On March 21, Michael L. Dominguez, the principal deputy secretary of Defense for personnel and readiness, directed the Defense Department’s nonappropriated fund, or NAF, employers to pay post allowance to all eligible employees not currently receiving the benefit.
“It’ll be good news for some folks at least, and some people will probably be disappointed,” said Michael Dean, operations manager for Spangdahlem Lodging at Spangdahlem Air Base, Germany. “But at least it will take care of some folks, and that’s a good thing.”
Dean, an Air Force NAF employee, has long believed that he and other Americans hired overseas were eligible for post allowance. The allowance, paid to qualifying employees to offset the high cost of living in many overseas areas, is a tax-free pay supplement.
A DOD regulation that went into effect in 1995 said “all eligible U.S. Citizens receive Post Allowance unless they are part-time, intermittent, or U.S. family member summer/winter hire employees,” Lt. Col. Les’ Melnyk, a Defense Department spokesman, wrote in an e-mail.
But of the DOD’s six major NAF employers, only the Army paid the allowance to Americans it hired overseas for full-time NAF positions.
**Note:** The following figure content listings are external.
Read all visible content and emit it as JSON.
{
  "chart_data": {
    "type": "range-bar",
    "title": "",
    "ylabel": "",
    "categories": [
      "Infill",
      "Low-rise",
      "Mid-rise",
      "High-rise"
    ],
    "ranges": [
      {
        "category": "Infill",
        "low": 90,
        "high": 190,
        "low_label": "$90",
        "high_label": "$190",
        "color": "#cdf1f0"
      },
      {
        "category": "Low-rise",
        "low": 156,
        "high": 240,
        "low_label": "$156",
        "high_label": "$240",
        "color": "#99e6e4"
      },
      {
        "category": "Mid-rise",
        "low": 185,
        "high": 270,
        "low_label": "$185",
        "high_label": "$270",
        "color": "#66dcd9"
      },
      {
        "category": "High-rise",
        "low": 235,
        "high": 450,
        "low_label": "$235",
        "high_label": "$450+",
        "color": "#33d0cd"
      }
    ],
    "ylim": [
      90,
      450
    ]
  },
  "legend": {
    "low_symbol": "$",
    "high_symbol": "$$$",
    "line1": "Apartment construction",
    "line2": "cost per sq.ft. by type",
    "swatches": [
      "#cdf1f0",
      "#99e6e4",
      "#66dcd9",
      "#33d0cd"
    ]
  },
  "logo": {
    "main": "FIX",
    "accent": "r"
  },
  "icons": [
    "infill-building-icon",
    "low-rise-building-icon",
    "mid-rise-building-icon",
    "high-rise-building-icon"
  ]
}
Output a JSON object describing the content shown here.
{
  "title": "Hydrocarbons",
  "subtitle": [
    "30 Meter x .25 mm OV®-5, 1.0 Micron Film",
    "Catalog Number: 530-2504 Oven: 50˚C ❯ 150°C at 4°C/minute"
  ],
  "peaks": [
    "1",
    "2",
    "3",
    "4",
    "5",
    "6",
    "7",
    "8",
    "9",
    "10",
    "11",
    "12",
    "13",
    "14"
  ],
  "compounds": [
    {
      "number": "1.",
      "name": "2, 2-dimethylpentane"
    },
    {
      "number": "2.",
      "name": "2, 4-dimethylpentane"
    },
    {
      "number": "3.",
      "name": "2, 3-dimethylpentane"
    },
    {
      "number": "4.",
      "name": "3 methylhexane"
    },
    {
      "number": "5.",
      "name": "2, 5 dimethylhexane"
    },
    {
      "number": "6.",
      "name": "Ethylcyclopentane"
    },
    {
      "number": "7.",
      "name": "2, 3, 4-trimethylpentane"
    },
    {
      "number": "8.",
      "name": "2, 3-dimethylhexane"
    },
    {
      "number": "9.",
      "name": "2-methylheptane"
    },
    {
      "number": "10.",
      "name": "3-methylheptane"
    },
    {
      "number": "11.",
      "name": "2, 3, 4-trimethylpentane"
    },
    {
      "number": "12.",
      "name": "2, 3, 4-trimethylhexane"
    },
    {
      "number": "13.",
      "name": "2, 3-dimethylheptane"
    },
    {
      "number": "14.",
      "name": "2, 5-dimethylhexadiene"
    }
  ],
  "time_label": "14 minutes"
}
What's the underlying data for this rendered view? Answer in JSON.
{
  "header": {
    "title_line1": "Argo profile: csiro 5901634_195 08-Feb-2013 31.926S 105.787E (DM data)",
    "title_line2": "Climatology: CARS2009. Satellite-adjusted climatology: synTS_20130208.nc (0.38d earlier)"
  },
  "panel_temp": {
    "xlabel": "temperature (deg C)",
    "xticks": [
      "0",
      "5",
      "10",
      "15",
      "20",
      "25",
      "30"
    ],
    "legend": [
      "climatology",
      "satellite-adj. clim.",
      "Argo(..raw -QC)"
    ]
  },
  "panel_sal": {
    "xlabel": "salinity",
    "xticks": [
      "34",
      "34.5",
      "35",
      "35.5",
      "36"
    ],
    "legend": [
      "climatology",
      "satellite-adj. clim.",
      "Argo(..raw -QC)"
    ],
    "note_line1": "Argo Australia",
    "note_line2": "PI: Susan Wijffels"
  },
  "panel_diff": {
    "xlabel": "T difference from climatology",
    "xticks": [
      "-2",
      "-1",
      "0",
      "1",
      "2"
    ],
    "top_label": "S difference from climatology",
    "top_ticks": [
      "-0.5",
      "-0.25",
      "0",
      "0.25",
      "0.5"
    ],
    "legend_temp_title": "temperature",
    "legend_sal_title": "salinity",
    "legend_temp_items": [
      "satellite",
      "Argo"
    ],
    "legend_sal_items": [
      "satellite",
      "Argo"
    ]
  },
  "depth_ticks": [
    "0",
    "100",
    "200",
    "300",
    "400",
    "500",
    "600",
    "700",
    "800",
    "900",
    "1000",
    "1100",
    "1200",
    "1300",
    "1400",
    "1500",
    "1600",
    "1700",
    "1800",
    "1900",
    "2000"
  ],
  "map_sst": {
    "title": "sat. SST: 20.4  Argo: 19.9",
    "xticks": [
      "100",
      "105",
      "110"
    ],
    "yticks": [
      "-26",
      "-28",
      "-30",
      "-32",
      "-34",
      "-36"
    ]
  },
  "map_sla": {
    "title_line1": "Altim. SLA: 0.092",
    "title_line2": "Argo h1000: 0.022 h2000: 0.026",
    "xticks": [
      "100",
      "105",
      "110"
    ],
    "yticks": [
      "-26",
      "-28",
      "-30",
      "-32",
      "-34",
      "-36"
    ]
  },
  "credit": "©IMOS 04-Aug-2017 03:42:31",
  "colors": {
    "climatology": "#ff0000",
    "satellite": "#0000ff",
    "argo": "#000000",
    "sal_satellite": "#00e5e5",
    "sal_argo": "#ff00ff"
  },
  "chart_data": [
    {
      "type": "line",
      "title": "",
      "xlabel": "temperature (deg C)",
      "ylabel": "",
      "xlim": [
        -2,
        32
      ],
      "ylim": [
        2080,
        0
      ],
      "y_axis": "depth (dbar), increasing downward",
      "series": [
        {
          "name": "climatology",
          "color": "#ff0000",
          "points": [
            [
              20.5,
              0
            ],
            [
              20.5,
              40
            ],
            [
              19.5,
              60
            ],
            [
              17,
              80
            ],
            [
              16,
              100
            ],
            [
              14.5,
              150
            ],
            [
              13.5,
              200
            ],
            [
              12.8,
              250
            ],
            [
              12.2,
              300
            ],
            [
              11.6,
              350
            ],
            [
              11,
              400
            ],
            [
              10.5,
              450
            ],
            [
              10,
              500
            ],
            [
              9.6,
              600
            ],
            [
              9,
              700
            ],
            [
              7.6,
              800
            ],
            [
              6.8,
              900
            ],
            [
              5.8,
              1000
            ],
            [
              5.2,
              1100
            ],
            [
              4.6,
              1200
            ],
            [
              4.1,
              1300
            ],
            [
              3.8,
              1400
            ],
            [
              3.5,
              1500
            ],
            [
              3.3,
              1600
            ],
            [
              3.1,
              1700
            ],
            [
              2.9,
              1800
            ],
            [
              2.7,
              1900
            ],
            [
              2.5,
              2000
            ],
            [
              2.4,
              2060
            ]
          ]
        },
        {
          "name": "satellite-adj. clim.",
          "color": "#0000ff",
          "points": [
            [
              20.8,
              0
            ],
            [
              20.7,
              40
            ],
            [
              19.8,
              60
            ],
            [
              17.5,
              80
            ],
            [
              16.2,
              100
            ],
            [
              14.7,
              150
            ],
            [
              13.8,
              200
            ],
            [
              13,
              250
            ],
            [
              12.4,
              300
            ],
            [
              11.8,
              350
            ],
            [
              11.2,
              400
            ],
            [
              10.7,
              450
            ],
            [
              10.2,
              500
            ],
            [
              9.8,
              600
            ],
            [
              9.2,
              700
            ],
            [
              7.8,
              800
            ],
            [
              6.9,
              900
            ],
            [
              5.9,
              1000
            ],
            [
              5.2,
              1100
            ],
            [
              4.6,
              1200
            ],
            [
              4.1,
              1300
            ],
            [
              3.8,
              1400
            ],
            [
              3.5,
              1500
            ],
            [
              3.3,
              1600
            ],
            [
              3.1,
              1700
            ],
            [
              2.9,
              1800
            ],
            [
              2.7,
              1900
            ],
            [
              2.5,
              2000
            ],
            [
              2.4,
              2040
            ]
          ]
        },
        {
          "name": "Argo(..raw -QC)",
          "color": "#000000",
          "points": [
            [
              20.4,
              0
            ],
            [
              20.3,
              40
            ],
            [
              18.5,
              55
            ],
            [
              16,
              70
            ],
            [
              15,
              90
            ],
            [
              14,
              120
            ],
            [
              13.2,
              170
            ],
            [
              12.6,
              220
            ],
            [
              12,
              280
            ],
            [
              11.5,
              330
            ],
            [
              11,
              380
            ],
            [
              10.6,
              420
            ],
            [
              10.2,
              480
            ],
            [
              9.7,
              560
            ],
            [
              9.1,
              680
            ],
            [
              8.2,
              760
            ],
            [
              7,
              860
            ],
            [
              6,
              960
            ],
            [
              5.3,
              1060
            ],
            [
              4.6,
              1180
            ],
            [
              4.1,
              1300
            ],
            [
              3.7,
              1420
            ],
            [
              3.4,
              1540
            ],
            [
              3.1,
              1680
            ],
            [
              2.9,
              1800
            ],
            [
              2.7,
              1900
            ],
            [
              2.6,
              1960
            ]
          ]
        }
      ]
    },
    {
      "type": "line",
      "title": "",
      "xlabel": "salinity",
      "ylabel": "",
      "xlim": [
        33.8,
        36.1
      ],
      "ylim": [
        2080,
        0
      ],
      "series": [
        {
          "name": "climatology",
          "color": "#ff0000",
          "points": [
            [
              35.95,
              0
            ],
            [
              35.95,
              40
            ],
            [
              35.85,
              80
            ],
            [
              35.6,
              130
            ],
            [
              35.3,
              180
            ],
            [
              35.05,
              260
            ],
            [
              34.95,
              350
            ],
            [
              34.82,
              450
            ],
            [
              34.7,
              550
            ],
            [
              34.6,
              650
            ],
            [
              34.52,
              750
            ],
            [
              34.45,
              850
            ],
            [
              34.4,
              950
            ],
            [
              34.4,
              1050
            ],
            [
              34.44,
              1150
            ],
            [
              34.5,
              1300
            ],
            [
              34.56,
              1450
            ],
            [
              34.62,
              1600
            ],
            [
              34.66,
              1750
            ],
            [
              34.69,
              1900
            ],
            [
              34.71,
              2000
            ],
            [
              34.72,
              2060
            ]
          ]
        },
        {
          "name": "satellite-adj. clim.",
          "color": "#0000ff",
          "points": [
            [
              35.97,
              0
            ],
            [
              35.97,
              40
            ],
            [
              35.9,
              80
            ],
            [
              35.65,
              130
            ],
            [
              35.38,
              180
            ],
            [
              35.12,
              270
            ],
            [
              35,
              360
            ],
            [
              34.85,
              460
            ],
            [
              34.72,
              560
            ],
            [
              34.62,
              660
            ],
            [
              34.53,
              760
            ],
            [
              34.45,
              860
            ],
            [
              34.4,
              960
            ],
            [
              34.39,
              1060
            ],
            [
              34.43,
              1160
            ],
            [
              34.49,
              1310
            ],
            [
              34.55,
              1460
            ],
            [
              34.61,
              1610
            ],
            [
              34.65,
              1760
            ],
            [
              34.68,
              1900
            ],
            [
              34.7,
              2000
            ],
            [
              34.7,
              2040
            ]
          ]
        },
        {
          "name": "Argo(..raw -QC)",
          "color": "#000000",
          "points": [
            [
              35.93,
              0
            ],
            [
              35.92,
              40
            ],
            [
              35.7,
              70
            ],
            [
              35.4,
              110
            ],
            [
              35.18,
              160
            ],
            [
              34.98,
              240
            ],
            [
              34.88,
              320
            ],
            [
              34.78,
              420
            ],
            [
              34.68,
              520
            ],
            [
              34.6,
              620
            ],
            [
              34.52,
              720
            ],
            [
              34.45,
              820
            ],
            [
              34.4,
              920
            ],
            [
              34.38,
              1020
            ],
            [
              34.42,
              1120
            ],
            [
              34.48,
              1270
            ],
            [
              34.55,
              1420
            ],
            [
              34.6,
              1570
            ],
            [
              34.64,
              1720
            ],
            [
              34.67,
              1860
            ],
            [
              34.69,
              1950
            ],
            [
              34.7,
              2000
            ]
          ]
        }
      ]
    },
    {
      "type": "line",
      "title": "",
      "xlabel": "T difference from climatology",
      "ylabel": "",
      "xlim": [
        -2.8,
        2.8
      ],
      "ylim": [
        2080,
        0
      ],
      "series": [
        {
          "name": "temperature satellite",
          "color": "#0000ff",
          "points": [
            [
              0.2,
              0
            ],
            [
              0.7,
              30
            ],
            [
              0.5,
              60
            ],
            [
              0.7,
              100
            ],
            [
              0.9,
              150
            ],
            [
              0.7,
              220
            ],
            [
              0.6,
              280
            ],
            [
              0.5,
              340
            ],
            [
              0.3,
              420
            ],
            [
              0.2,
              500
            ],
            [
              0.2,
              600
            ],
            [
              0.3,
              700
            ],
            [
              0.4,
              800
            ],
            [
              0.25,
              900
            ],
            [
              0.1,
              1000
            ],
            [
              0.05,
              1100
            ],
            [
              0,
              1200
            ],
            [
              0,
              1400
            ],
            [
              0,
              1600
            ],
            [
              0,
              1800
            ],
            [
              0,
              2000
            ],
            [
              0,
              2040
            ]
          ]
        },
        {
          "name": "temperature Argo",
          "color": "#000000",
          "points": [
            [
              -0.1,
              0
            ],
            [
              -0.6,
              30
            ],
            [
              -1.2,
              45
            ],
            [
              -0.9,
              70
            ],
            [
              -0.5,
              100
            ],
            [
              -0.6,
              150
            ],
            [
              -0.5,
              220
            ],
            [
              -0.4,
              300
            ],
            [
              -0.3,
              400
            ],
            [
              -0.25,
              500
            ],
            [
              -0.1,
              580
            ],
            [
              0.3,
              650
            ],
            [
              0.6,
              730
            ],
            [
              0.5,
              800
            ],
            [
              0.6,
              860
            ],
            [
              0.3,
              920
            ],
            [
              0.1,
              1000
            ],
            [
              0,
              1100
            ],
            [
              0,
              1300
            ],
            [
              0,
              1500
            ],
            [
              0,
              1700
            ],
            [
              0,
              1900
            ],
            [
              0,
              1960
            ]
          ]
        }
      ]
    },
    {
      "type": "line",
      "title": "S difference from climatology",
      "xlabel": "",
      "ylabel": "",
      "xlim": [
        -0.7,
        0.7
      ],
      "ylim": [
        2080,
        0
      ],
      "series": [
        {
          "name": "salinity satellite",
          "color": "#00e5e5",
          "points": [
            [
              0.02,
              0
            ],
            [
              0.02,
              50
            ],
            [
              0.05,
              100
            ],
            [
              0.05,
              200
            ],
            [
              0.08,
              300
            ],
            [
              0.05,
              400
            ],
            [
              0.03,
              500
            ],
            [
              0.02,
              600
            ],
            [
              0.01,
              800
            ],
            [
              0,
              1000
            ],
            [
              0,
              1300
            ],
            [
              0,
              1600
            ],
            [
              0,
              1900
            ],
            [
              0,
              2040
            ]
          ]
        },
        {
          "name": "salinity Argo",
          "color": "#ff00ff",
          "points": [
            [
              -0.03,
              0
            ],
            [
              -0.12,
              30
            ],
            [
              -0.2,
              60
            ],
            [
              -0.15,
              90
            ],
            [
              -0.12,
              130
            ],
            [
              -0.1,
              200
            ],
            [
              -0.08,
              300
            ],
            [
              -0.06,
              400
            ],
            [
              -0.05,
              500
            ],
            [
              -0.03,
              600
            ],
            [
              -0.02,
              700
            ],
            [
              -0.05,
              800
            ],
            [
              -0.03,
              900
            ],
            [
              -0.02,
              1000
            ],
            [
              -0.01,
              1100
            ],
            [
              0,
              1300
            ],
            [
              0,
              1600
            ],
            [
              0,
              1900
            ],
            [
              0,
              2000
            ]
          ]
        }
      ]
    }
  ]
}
The Army and Air Force Exchange Service — the DOD’s largest NAF employer — along with the Navy Exchange Service Command; Commander, Navy Installations Command; Air Force Morale, Welfare and Recreation; and the U.S. Marine Corps haven’t been paying the allowance.
It’s unclear how many employees will be affected, though Dominguez has directed the NAF employers to determine how many and which employees are eligible.
In addition to future payments, Dominguez also “advised that the Department will develop guidance for employee claims for backpay,” Melnyk wrote.
Employees will be able to make claims going as far back as Dec. 1, 2001, according to Melnyk, but it’s unclear yet just who will qualify.
“Details on claims procedures, including filing time limits and evidence necessary for claimants to prove claims, will be forthcoming,” he wrote.
The e-mail did not say why the DOD chose the Dec. 1, 2001, date.
Melnyk was unable to provide an exact date when employees will start to see the allowance in their checks, but did say it would likely be “a matter of weeks.”
NAF employees “fall under different payroll systems,” he said. The services “have been asked to certify which NAF employees are eligible for post allowance, after which they will have to adjust their pay systems,” before the allowance can be paid.
Rates at which the allowance is paid change as often as every two weeks based on the exchange rate, and are also affected by off-base shopping patterns and the costs of overseas goods. Dean, for example, could expect to take home roughly $16,000 extra this year in post allowance at the current rate set for Germany.
Still he’s wary that everyone who thinks they might be eligible for the allowance are going to get it. He checked his employment form, and there’s a check in a box marked “full-time.”
Not all are so lucky, though.
“All of my staff are marked part time, even though they work 40 hours,” he said, adding many of them have worked steady 40-hour work weeks for him for years.
Details of whether they would be eligible for the allowance were not known Thursday.